Digital Bazaar is supportive of vc-jose, feels like a much cleaner mapping than vc-jwt. In addition to the concerns that @TallTed has raised, there are some questions we have -- such as what signing algorithm is used, if there is a canonicalization step, how many values are allowed in the signature field, whether the entire payload is base64-encoded, etc. There are also a few concerns we have, such as the media-types needing a +jose extension (or something similar). That said, the spec is intriguing enough for us to support its incubation to see where things go -- feels like it's already a better solution than vc-jwt.

[OR13]

AFAIK, application/jose would apply to all well formed compact JWS / JWE... and its already registered:

https://www.iana.org/assignments/media-types/media-types.xhtml

So we don't technically need a new media type that is specific to VCs.

We could write a small IETF RFC to request application/jose+vc or application/jose+vp if W3C cannot register for us, or we thought that was a really good idea to do.

My proposal on this issue, also aligns with this proposal to protect the W3C Verifiable Credential Data Model with COSE Sign1, which I made here: #978

[TallTed]

application/jose+vc and application/jose+vp are backwards. If something like these are to be pursued, they should be application/vc+jose and/or application/vp+jose.

[letmaik]

I like this. For it to respect IETF, someone would have to register nbf and exp as JOSE header parameters. Similarly, iss is currently only allowed for JWEs. Note that this isn't an issue with COSE once draft-ietf-cose-cwt-claims-in-headers is done.

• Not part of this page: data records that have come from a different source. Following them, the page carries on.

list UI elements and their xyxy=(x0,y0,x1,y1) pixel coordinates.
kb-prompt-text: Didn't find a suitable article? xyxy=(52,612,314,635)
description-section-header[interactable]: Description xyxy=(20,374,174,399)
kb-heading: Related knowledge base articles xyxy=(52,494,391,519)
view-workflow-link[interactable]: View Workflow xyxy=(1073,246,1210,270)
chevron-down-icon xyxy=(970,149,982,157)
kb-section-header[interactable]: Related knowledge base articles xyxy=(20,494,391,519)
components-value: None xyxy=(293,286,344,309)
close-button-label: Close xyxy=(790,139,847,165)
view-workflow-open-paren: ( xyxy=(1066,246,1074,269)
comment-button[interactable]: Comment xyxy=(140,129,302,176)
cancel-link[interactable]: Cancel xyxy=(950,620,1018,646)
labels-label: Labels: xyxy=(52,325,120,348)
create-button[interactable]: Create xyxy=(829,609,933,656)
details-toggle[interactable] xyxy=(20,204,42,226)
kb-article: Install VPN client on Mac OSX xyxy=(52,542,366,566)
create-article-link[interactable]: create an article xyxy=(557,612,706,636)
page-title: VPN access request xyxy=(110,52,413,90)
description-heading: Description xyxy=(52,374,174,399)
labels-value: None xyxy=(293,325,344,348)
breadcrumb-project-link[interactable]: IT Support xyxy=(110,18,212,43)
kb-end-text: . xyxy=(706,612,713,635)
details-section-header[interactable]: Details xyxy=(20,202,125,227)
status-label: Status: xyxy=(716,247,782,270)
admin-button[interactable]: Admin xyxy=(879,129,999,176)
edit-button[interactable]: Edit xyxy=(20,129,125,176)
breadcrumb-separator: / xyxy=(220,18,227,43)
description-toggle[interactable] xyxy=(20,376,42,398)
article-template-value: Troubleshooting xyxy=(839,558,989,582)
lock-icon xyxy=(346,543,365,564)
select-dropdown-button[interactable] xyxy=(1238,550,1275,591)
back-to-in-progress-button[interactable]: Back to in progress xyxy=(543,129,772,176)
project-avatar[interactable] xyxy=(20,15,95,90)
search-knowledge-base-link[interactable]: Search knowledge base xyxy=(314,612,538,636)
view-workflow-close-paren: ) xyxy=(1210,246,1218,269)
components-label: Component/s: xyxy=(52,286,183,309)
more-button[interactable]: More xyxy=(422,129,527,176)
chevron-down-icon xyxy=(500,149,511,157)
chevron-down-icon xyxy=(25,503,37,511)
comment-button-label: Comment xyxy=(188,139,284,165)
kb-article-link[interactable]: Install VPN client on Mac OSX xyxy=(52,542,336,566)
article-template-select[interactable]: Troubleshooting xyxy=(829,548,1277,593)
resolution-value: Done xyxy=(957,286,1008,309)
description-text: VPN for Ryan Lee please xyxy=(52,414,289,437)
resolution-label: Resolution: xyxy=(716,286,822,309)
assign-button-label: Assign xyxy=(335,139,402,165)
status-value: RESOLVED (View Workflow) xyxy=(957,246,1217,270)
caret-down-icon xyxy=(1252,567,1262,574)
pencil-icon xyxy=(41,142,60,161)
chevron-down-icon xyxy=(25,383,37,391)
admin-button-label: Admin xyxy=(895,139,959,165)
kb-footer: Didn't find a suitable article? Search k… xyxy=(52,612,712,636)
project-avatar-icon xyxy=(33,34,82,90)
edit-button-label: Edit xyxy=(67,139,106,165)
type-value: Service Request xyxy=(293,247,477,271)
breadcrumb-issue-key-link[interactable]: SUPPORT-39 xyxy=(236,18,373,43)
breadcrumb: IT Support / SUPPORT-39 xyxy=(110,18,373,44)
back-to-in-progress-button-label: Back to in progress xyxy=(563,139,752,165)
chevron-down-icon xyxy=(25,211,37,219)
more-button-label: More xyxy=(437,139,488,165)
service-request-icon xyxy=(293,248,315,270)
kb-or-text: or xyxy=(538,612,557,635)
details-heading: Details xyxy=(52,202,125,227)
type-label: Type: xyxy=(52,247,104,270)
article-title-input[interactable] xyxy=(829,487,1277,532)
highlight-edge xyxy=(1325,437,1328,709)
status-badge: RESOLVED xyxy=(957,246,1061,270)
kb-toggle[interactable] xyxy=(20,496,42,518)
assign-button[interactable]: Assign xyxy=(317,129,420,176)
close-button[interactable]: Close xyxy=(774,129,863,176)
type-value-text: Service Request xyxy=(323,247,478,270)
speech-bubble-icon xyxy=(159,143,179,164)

I'm not a huge fan of the duplication of fields in the header and payload, e.g. "iss" and "issuer" or "exp" and "expirationDate". Especially for "iss" this would have to be matched to "issuer" to avoid security issues.

[David-Chadwick]

See issue w3c/vc-jose-cose#39 for why I think exp should not always be equated to expirationDate.
i) expirationDate is optional but exp should be mandatory as crypto does not last forever
ii) expirationDate could be decades in the future, but the crypto will most likely expire long before that

[OR13]

Perhaps we should skip to COSE and HPKE?

https://github.com/WICG/mobile-document-request-api

[OR13]

Here is a more recent draft that focuses only on securing the core data model with a JWS:

https://transmute-industries.github.io/vc-jws/

[OR13]

I will be developing a direct analog in COSE shortly.